A apresentação clínica da intoxicação por paracetamol é classicamente dividida em quatro fases. Na fase I (primeiras 24 horas), predominam sintomas inespecíficos: náuseas, vômitos, anorexia, sudorese. Na fase II (24-72 horas), há aparente melhora clínica, mas elevam-se as aminotransferases (AST, ALT) e a bilirrubina, e prolonga-se o tempo de protrombina. Na fase III (72-96 horas), instala-se a insuficiência hepática fulminante, com icterícia, coagulopatia, encefalopatia, falência de múltiplos órgãos e óbito. Na fase IV (recuperação), pacientes que sobrevivem apresentam regeneração hepática completa, sem sequelas, em 4 a 14 dias.
O tratamento da intoxicação por paracetamol baseia-se na administração precoce de N-acetilcisteína (NAC), que atua como precursor da glutationa, reabastecendo as reservas hepáticas e neutralizando o NAPQI. O antídoto é altamente eficaz quando administrado até 8 horas após a ingestão, mas mantém benefício mesmo após este período. O regime padrão é de 300 mg/kg por 20-21 horas, endovenoso ou oral. A decisão de tratar baseia-se na dose ingerida e nas concentrações séricas de paracetamol, avaliadas pelo nomograma de Rumack-Matthew.
A intoxicação por anti-inflamatórios não esteroidais (AINEs) é menos frequentemente fatal que a por paracetamol, mas pode causar morbidade significativa. Em superdosagem aguda, manifesta-se por náuseas, vômitos, dor abdominal, sonolência, tontura e, raramente, convulsões. A acidose metabólica, insuficiência renal aguda e hepatotoxicidade podem ocorrer em ingestões maciças. O tratamento é predominantemente de suporte, com monitorização de função renal e hepática.
A intoxicação por dipirona em superdosagem aguda manifesta-se por náuseas, vômitos, dor abdominal, tontura, sonolência e, em casos graves, convulsões, coma e depressão respiratória. A agranulocitose, preocupação principal com uso terapêutico, não é esperada na intoxicação aguda, pois resulta de mecanismo idiossincrásico, não dose-dependente. O tratamento é de suporte, com monitorização hematológica.

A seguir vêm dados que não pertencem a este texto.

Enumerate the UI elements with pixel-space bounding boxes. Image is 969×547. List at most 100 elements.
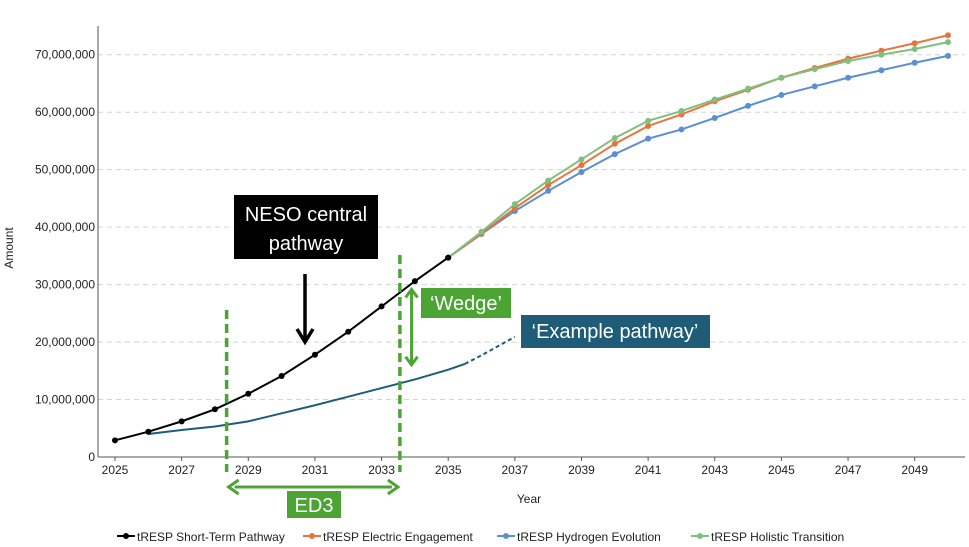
tresp-holistic-transition-point: [611, 135, 618, 142]
tresp-hydrogen-evolution-legend-label: tRESP Hydrogen Evolution: [517, 530, 661, 544]
example-pathway-line: [148, 362, 466, 436]
tresp-short-term-pathway-point: [211, 406, 218, 413]
x-tick-label: 2035: [435, 463, 462, 477]
tresp-hydrogen-evolution-point: [945, 52, 951, 59]
tresp-holistic-transition-point: [845, 58, 852, 65]
legend: tRESP Short-Term Pathway tRESP Electric E…: [117, 530, 844, 544]
tresp-hydrogen-evolution-point: [711, 114, 718, 121]
axes: 0 10,000,000 20,000,000 30,000,000 40,000,00…: [35, 26, 965, 477]
tresp-hydrogen-evolution-point: [611, 151, 618, 158]
wedge-label-box: [421, 288, 511, 318]
x-tick-label: 2047: [835, 463, 862, 477]
ed3-label: ED3: [295, 495, 334, 517]
tresp-hydrogen-evolution-line: [447, 54, 949, 259]
neso-label-box: [234, 195, 378, 259]
tresp-hydrogen-evolution-legend-swatch-marker: [503, 533, 509, 539]
ed3-arrow-head-right: [387, 478, 401, 496]
x-axis-title: Year: [517, 492, 541, 506]
x-tick-label: 2049: [901, 463, 928, 477]
y-tick-label: 0: [88, 450, 95, 464]
wedge-arrow-head-top: [404, 286, 419, 299]
x-tick-label: 2031: [302, 463, 329, 477]
x-tick-label: 2025: [102, 463, 129, 477]
tresp-hydrogen-evolution-point: [645, 135, 652, 142]
tresp-hydrogen-evolution-point: [845, 74, 852, 81]
tresp-holistic-transition-line: [447, 41, 949, 259]
example-pathway-label-box: [521, 315, 710, 348]
y-tick-label: 30,000,000: [35, 278, 95, 292]
tresp-electric-engagement-point: [911, 40, 918, 47]
tresp-holistic-transition-point: [878, 51, 885, 58]
tresp-short-term-pathway-legend-swatch-marker: [123, 533, 129, 539]
y-tick-label: 50,000,000: [35, 163, 95, 177]
x-tick-label: 2045: [768, 463, 795, 477]
annotations: ED3 ‘Wedge’ ‘Example pathway’ NESO central p…: [224, 195, 710, 518]
x-tick-label: 2039: [568, 463, 595, 477]
tresp-short-term-pathway-point: [378, 303, 385, 310]
tresp-holistic-transition-point: [911, 45, 918, 52]
y-tick-label: 60,000,000: [35, 105, 95, 119]
tresp-hydrogen-evolution-point: [545, 187, 552, 194]
y-axis-title: Amount: [2, 227, 16, 269]
tresp-holistic-transition-point: [945, 39, 951, 46]
tresp-short-term-pathway-point: [245, 390, 252, 397]
y-tick-label: 20,000,000: [35, 335, 95, 349]
tresp-holistic-transition-point: [511, 201, 518, 208]
tresp-hydrogen-evolution-point: [778, 91, 785, 98]
tresp-electric-engagement-point: [578, 162, 585, 169]
tresp-hydrogen-evolution-point: [811, 83, 818, 90]
tresp-hydrogen-evolution-point: [911, 59, 918, 66]
tresp-electric-engagement-legend-label: tRESP Electric Engagement: [323, 530, 474, 544]
tresp-hydrogen-evolution-point: [678, 126, 685, 133]
tresp-holistic-transition-point: [545, 177, 552, 184]
tresp-electric-engagement-point: [545, 182, 552, 189]
tresp-hydrogen-evolution-point: [745, 102, 752, 109]
neso-arrow-head: [295, 328, 315, 346]
tresp-short-term-pathway-point: [311, 351, 318, 358]
y-tick-label: 70,000,000: [35, 48, 95, 62]
x-tick-label: 2027: [168, 463, 195, 477]
tresp-holistic-transition-point: [778, 74, 785, 81]
y-tick-label: 40,000,000: [35, 220, 95, 234]
wedge-label: ‘Wedge’: [430, 293, 502, 315]
tresp-holistic-transition-legend-label: tRESP Holistic Transition: [711, 530, 844, 544]
tresp-holistic-transition-point: [745, 85, 752, 92]
tresp-holistic-transition-point: [811, 66, 818, 73]
tresp-holistic-transition-legend-swatch-marker: [697, 533, 703, 539]
tresp-electric-engagement-point: [645, 122, 652, 129]
series-lines: [112, 32, 951, 444]
x-tick-label: 2029: [235, 463, 262, 477]
tresp-short-term-pathway-point: [278, 372, 285, 379]
ed3-label-box: [287, 491, 341, 518]
tresp-short-term-pathway-point: [112, 437, 118, 444]
tresp-holistic-transition-point: [678, 108, 685, 115]
neso-label-line2: pathway: [269, 233, 344, 255]
x-tick-label: 2043: [701, 463, 728, 477]
tresp-holistic-transition-point: [711, 96, 718, 103]
tresp-electric-engagement-legend-swatch-marker: [309, 533, 315, 539]
example-pathway-label: ‘Example pathway’: [532, 321, 699, 343]
x-tick-label: 2037: [501, 463, 528, 477]
tresp-holistic-transition-point: [478, 228, 485, 235]
tresp-electric-engagement-point: [945, 32, 951, 39]
tresp-short-term-pathway-point: [445, 254, 452, 261]
tresp-short-term-pathway-point: [145, 428, 152, 435]
tresp-short-term-pathway-legend-label: tRESP Short-Term Pathway: [137, 530, 285, 544]
y-tick-label: 10,000,000: [35, 393, 95, 407]
example-pathway-dashed-line: [464, 336, 516, 365]
tresp-hydrogen-evolution-point: [578, 168, 585, 175]
tresp-electric-engagement-point: [611, 140, 618, 147]
x-tick-label: 2033: [368, 463, 395, 477]
tresp-electric-engagement-line: [447, 34, 949, 259]
tresp-short-term-pathway-point: [345, 328, 352, 335]
tresp-short-term-pathway-point: [411, 278, 418, 285]
tresp-hydrogen-evolution-point: [878, 67, 885, 74]
tresp-short-term-pathway-point: [178, 418, 185, 425]
x-tick-label: 2041: [635, 463, 662, 477]
wedge-arrow-head-bottom: [404, 355, 419, 368]
neso-label-line1: NESO central: [245, 204, 367, 226]
tresp-holistic-transition-point: [578, 156, 585, 163]
tresp-holistic-transition-point: [645, 117, 652, 124]
ed3-arrow-head-left: [226, 478, 240, 496]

A intoxicação por opioides constitui emergência médica grave, caracterizada pela tríade clássica: depressão do nível de consciência, depressão respiratória (frequência <12/min, hipoxemia) e miose pupilar. A causa de morte é a parada respiratória por depressão dos centros do tronco encefálico. O tratamento baseia-se na administração de naloxona, antagonista opioide de ação rápida, que reverte os efeitos do opioide em 1-2 minutos. A dose inicial é de 0,4-2 mg intravenosa, repetível a cada 2-3 minutos até resposta. A meia-vida curta da naloxona (30-80 minutos) comparada à de opioides de longa ação pode exigir infusão contínua ou doses repetidas.
A prevenção da intoxicação por analgésicos fundamenta-se na educação da população sobre riscos específicos de cada fármaco, na dispensação com orientação qualificada, na utilização de embalagens com número limitado de comprimidos (particularmente para paracetamol) e no armazenamento seguro fora do alcance de crianças.
A PL 2158/23, ao permitir farmácias em supermercados, acende alerta sobre o potencial aumento do risco de intoxicações. A aquisição facilitada de grandes quantidades de analgésicos, a ausência de orientação sobre riscos específicos e a banalização do acesso podem contribuir para superdosagens acidentais, particularmente em populações vulneráveis como idosos polimedicados, adolescentes com comportamento autolesivo e cuidadores que administram medicamentos a crianças sem orientação adequada. Defender a prevenção da intoxicação por analgésicos é assegurar que o acesso a estes fármacos seja sempre acompanhado da informação que permite seu uso seguro, e que o sistema de saúde esteja preparado para reconhecer e tratar precocemente estes eventos potencialmente fatais.